1978 Kawai KS-700 Electric Guitar

Then heaven intervened. I turned my gaze across the street and what should I see? Two blocks (two blocks!) of pawn shops! Hmm. Let’s see. Beautiful naked girls. The chance of a guitar find. It took about 2 seconds to place that bet! A sure thing was calling!

A number of interesting possibilities presented themselves before the spirit led me to a dark corner in a cage and this Kawai. I didn’t know what it was, but I knew it was cool and I’d never seen another. Done.

What I’d found was a cool 1978 Kawai KS-700, a rare artifact from that brief period in time in the late 1970s when the realities of global guitar trade were finally hitting home. The “copy era” had revealed both the excellent skills of Japanese guitar makers and the lack of direction of the American establishment. This culminated in the famous 1977 lawsuit of Norlin (Gibson) v. Elger (Ibanez) that put at least a temporary end to copying. Japanese companies rushed into the breach with a number of original designs, many inspired more or less by the popularity of Alembic at the time (think Musician, Rev-Sound, etc.).

1978 Kawai KS-700 Electric Guitar

1978 Kawai KS-700 Electric Guitar

This Kawai was part of that response, but also but reflects an earlier related development. As early as 1975, the Japanese, feeling confident in their abilities, wanted to establish more of a Japanese design identity. The result was both some of the most interesting “conventional” solidbodies of the ’70s – like the Ibanez Artist, Aria Prototype, and Yamaha SGs – and some of the more curious designs, including the Ibanez (and Greco) Iceman, the Lucky Cat guitar, the legendary Kawai Moonsault and others, all decidedly Japanese.

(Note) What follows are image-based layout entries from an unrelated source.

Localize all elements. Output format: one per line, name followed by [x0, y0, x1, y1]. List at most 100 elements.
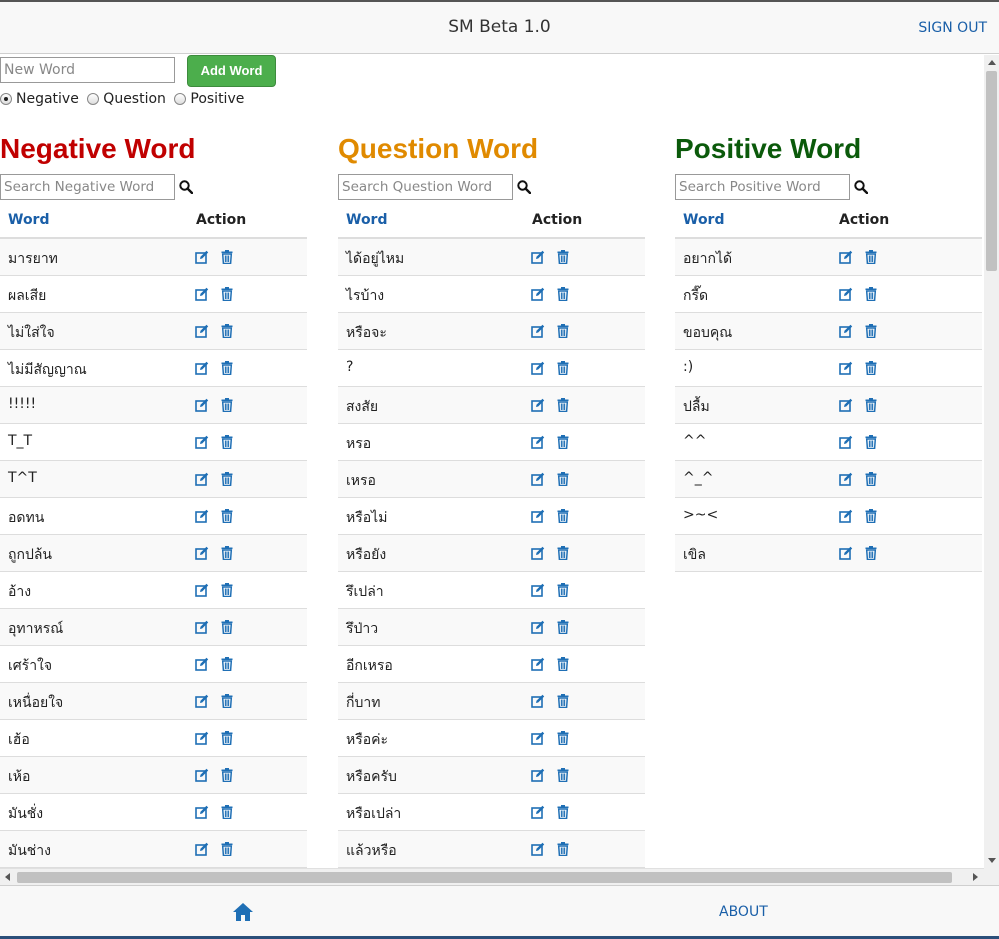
- edit-icon[interactable]: [839, 472, 853, 486]
- scroll-down-arrow-icon[interactable]: [988, 858, 996, 863]
- trash-icon[interactable]: [556, 398, 570, 412]
- negative-search-input[interactable]: [0, 174, 175, 200]
- edit-icon[interactable]: [531, 324, 545, 338]
- trash-icon[interactable]: [220, 435, 234, 449]
- radio-negative-dot[interactable]: [0, 93, 12, 105]
- search-icon[interactable]: [854, 180, 868, 194]
- edit-icon[interactable]: [531, 694, 545, 708]
- edit-icon[interactable]: [195, 583, 209, 597]
- edit-icon[interactable]: [531, 287, 545, 301]
- trash-icon[interactable]: [864, 324, 878, 338]
- edit-icon[interactable]: [531, 731, 545, 745]
- trash-icon[interactable]: [864, 435, 878, 449]
- question-search-input[interactable]: [338, 174, 513, 200]
- trash-icon[interactable]: [220, 250, 234, 264]
- edit-icon[interactable]: [195, 472, 209, 486]
- edit-icon[interactable]: [531, 768, 545, 782]
- search-icon[interactable]: [179, 180, 193, 194]
- edit-icon[interactable]: [531, 842, 545, 856]
- trash-icon[interactable]: [220, 472, 234, 486]
- edit-icon[interactable]: [531, 805, 545, 819]
- radio-positive[interactable]: Positive: [174, 91, 244, 107]
- trash-icon[interactable]: [864, 287, 878, 301]
- edit-icon[interactable]: [195, 657, 209, 671]
- edit-icon[interactable]: [531, 509, 545, 523]
- trash-icon[interactable]: [556, 805, 570, 819]
- edit-icon[interactable]: [531, 250, 545, 264]
- trash-icon[interactable]: [864, 361, 878, 375]
- edit-icon[interactable]: [531, 472, 545, 486]
- edit-icon[interactable]: [195, 694, 209, 708]
- edit-icon[interactable]: [839, 287, 853, 301]
- edit-icon[interactable]: [195, 398, 209, 412]
- trash-icon[interactable]: [556, 509, 570, 523]
- edit-icon[interactable]: [195, 768, 209, 782]
- trash-icon[interactable]: [220, 657, 234, 671]
- trash-icon[interactable]: [556, 583, 570, 597]
- trash-icon[interactable]: [864, 472, 878, 486]
- add-word-button[interactable]: Add Word: [187, 55, 276, 87]
- edit-icon[interactable]: [531, 398, 545, 412]
- trash-icon[interactable]: [556, 361, 570, 375]
- edit-icon[interactable]: [195, 842, 209, 856]
- scroll-up-arrow-icon[interactable]: [988, 60, 996, 65]
- trash-icon[interactable]: [864, 546, 878, 560]
- trash-icon[interactable]: [220, 768, 234, 782]
- trash-icon[interactable]: [556, 657, 570, 671]
- edit-icon[interactable]: [195, 287, 209, 301]
- trash-icon[interactable]: [556, 694, 570, 708]
- edit-icon[interactable]: [531, 583, 545, 597]
- trash-icon[interactable]: [556, 768, 570, 782]
- trash-icon[interactable]: [556, 472, 570, 486]
- edit-icon[interactable]: [839, 546, 853, 560]
- new-word-input[interactable]: [0, 57, 175, 83]
- trash-icon[interactable]: [556, 546, 570, 560]
- trash-icon[interactable]: [220, 398, 234, 412]
- trash-icon[interactable]: [556, 620, 570, 634]
- trash-icon[interactable]: [864, 250, 878, 264]
- trash-icon[interactable]: [556, 731, 570, 745]
- horizontal-scroll-thumb[interactable]: [17, 872, 952, 883]
- search-icon[interactable]: [517, 180, 531, 194]
- edit-icon[interactable]: [531, 546, 545, 560]
- trash-icon[interactable]: [220, 694, 234, 708]
- edit-icon[interactable]: [195, 324, 209, 338]
- edit-icon[interactable]: [195, 361, 209, 375]
- horizontal-scrollbar[interactable]: [0, 868, 984, 885]
- trash-icon[interactable]: [556, 250, 570, 264]
- trash-icon[interactable]: [556, 842, 570, 856]
- trash-icon[interactable]: [556, 324, 570, 338]
- edit-icon[interactable]: [195, 731, 209, 745]
- edit-icon[interactable]: [195, 805, 209, 819]
- edit-icon[interactable]: [195, 435, 209, 449]
- word-column-header[interactable]: Word: [8, 212, 50, 228]
- trash-icon[interactable]: [220, 805, 234, 819]
- edit-icon[interactable]: [839, 435, 853, 449]
- edit-icon[interactable]: [839, 361, 853, 375]
- vertical-scrollbar[interactable]: [984, 55, 999, 868]
- trash-icon[interactable]: [220, 546, 234, 560]
- trash-icon[interactable]: [864, 398, 878, 412]
- scroll-left-arrow-icon[interactable]: [5, 873, 10, 881]
- trash-icon[interactable]: [220, 583, 234, 597]
- radio-negative[interactable]: Negative: [0, 91, 79, 107]
- radio-question[interactable]: Question: [87, 91, 166, 107]
- edit-icon[interactable]: [839, 250, 853, 264]
- edit-icon[interactable]: [195, 620, 209, 634]
- vertical-scroll-thumb[interactable]: [986, 71, 997, 271]
- edit-icon[interactable]: [195, 546, 209, 560]
- radio-question-dot[interactable]: [87, 93, 100, 105]
- edit-icon[interactable]: [195, 250, 209, 264]
- edit-icon[interactable]: [839, 398, 853, 412]
- edit-icon[interactable]: [531, 620, 545, 634]
- sign-out-link[interactable]: SIGN OUT: [918, 20, 987, 36]
- trash-icon[interactable]: [220, 620, 234, 634]
- trash-icon[interactable]: [220, 287, 234, 301]
- edit-icon[interactable]: [839, 509, 853, 523]
- trash-icon[interactable]: [556, 287, 570, 301]
- edit-icon[interactable]: [531, 361, 545, 375]
- trash-icon[interactable]: [220, 324, 234, 338]
- edit-icon[interactable]: [531, 657, 545, 671]
- edit-icon[interactable]: [195, 509, 209, 523]
- trash-icon[interactable]: [220, 731, 234, 745]
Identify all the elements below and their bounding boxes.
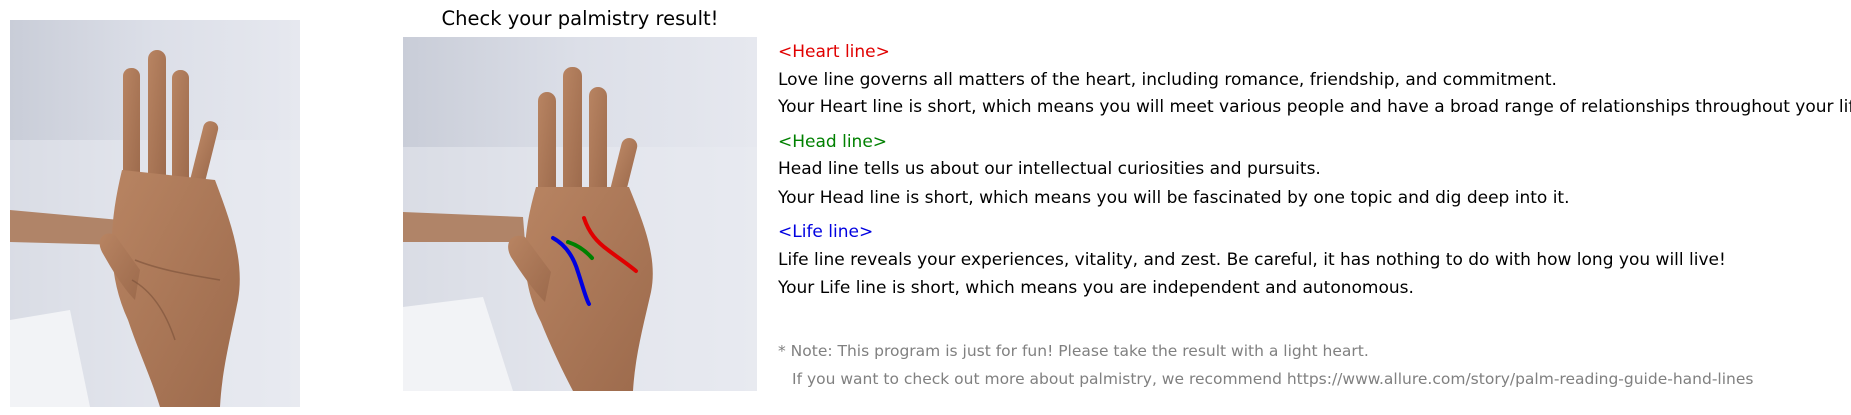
life-line-result: Your Life line is short, which means you… [778,278,1414,298]
heart-line-heading: <Heart line> [778,42,890,62]
heart-line-result: Your Heart line is short, which means yo… [778,97,1851,117]
note-disclaimer: * Note: This program is just for fun! Pl… [778,342,1369,360]
heart-line-description: Love line governs all matters of the hea… [778,70,1557,90]
head-line-heading: <Head line> [778,132,888,152]
result-hand-image [403,37,757,391]
head-line-description: Head line tells us about our intellectua… [778,159,1321,179]
hand-photo-with-palm-lines-icon [403,37,757,391]
life-line-heading: <Life line> [778,222,874,242]
head-line-result: Your Head line is short, which means you… [778,188,1570,208]
original-hand-image [10,20,300,407]
page-title: Check your palmistry result! [441,7,719,30]
hand-photo-icon [10,20,300,407]
life-line-description: Life line reveals your experiences, vita… [778,250,1726,270]
note-reference: If you want to check out more about palm… [792,370,1754,388]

The Kawai KS-700 shows all the “natural” predilections that surrounded the Alembic aesthetic (the brown sunburst), plus overtones of guitars such as the Artist. Unlike many of its contemporaries, this features passive rather than active electronics (the mini toggle is a coil tap), though the amount of shielding is remarkable. But what makes this really cool is the head treatment, which reflects the Japanese design movement. Use of the retro slotted headstock allowed Kawai to create a design inspired by the Torii gates that mark the entrance to Shinto shrines. No way Gibson could mistake this puppy for trademark infringement! Talk about a statement!

The Kawai KS-700 was only made until 1980. It’s not even certain that it was ever marketed in the US. I’ve never seen another. How it made its way to a pawn shop across from a strip joint in Sin City remains a mystery. But one thing’s sure, if someone’s hand hadn’t closed the doors of that strip joint in the heat of day, this nifty guitar never would have made its way into my hands. And that would have been a sin.